Porque si algo era cierto era que, criaturas tan complejas como lo eran, hacían las cosas por dos simples motivos: evitar sufrir o el deseo.

Y por evitar sufrir, Kozume creía que se referían a temer; si hay algo que moleste más que un corazón roto, es esa constante opresión en el pecho que te corta la respiración y te hace preguntarte qué pasará a continuación, incluso cuando deberías únicamente estar enfocado en el ahora.

Aquello era lo que Kozume sentía ante la brecha entre Karasuno y Nekoma.

Y, no, no se refería a la malla de dos metros con cuarenta centímetros; ni al hecho de que sus compañeros se vieran más agotados que de costumbre.

Eran las constantes acciones del Karasuno, realizadas por todos sus jugadores quienes constantemente —y con cada poro en su piel— les gritaban —les reclamaban— que eran mejor que ellos.

Que estaban en un nivel completamente diferente.

Y Kenma sólo había logrado entenderlo a través del miedo. Quizá, y después de todo, si era cierto eso de que «letra con sangre, entra».

Y lo peor —a lo que Kenma más le temía— era ese grito, interno y constantemente de que aquello era el fin.

No habrían cuartos de finales, ni semifinales y mucho menos una final para el Nekoma actual.

Su entrenador, igual o peor de estresado que ellos, llamó por un tiempo fuera, agotando el último que les sobraba en el tercer set.
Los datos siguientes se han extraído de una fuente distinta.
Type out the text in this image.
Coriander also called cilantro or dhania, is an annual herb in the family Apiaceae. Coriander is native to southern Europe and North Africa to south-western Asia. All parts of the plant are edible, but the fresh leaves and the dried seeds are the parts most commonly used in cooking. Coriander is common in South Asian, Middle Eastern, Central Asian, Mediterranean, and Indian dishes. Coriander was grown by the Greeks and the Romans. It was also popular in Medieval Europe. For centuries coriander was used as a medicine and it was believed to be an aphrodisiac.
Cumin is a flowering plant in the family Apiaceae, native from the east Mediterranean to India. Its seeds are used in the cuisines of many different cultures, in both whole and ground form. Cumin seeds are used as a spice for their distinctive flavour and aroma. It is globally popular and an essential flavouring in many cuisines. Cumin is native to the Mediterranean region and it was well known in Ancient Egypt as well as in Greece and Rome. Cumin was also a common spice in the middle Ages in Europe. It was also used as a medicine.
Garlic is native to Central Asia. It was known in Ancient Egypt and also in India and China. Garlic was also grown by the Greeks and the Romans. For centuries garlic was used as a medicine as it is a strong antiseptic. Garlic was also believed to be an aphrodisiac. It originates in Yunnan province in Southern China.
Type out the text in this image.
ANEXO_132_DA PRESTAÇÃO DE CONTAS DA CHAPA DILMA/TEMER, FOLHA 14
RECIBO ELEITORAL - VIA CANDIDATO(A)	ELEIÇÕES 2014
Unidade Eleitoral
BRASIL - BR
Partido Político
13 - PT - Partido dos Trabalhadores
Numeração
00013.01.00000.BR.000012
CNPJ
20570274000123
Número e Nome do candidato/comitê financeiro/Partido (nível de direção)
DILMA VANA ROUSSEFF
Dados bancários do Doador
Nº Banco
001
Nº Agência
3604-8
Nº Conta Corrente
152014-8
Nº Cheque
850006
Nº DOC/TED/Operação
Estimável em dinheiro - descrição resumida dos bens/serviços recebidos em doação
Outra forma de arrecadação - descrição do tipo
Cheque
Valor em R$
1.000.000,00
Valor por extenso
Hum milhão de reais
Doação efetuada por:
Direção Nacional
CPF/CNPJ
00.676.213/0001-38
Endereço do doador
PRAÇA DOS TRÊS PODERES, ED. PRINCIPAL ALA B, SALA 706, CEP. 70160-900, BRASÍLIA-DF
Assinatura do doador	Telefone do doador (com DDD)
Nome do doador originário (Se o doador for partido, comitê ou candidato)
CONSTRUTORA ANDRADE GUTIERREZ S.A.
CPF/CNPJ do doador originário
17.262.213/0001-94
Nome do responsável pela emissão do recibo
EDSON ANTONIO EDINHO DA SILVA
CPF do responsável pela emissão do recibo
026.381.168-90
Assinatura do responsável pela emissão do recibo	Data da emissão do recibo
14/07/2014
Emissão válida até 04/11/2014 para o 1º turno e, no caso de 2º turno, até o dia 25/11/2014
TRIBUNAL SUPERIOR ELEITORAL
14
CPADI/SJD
Kebma juraba —porque conocía— que Nekomata intentaba convencerlos de que ellos podrían adaptarse a las jugadas del karasuno, incluso cuando la brecha de dos puntos les amenazaba de muete, en especial cuando el marcador mostraba 24 puntos a favor de los cuervos.

Kozume, Yaku y Kuroo —quienes se atrevían a pensar con una lógica tenaz, desviándose de la constante daga en sus gargantas—, decidieron que ya era tarde para adaptarse, que debían despejarse de sus viejos medios si querían tener al menos una pequeña oportunidad de machacar a aquellos cuervos de pueblo.

Sí.

Se acostumbraron por una parte del segundo set y, ese pequeño momento, les abrió una puerta hacia la victoria.

Y sí.

La habían dado por sentado cuando fueron los primeros en llegar a 17 puntos en el tercer set.

Ahora pagaban las consecuencias de darle una oportunidad al Karasuno para que se acostumbran a los Gatos, y el tiró les salió por la culata.

Kuro tenía rabia, una que le carcomida la cabeza entre preguntas que le nublaban la consciencia y no lo dejaban pensar con claridad.

Kenma, con un miedo que le calaba los huesos —y no necesariamente por el resultado del partido—, intentaba pensar en la estrategia perfecta.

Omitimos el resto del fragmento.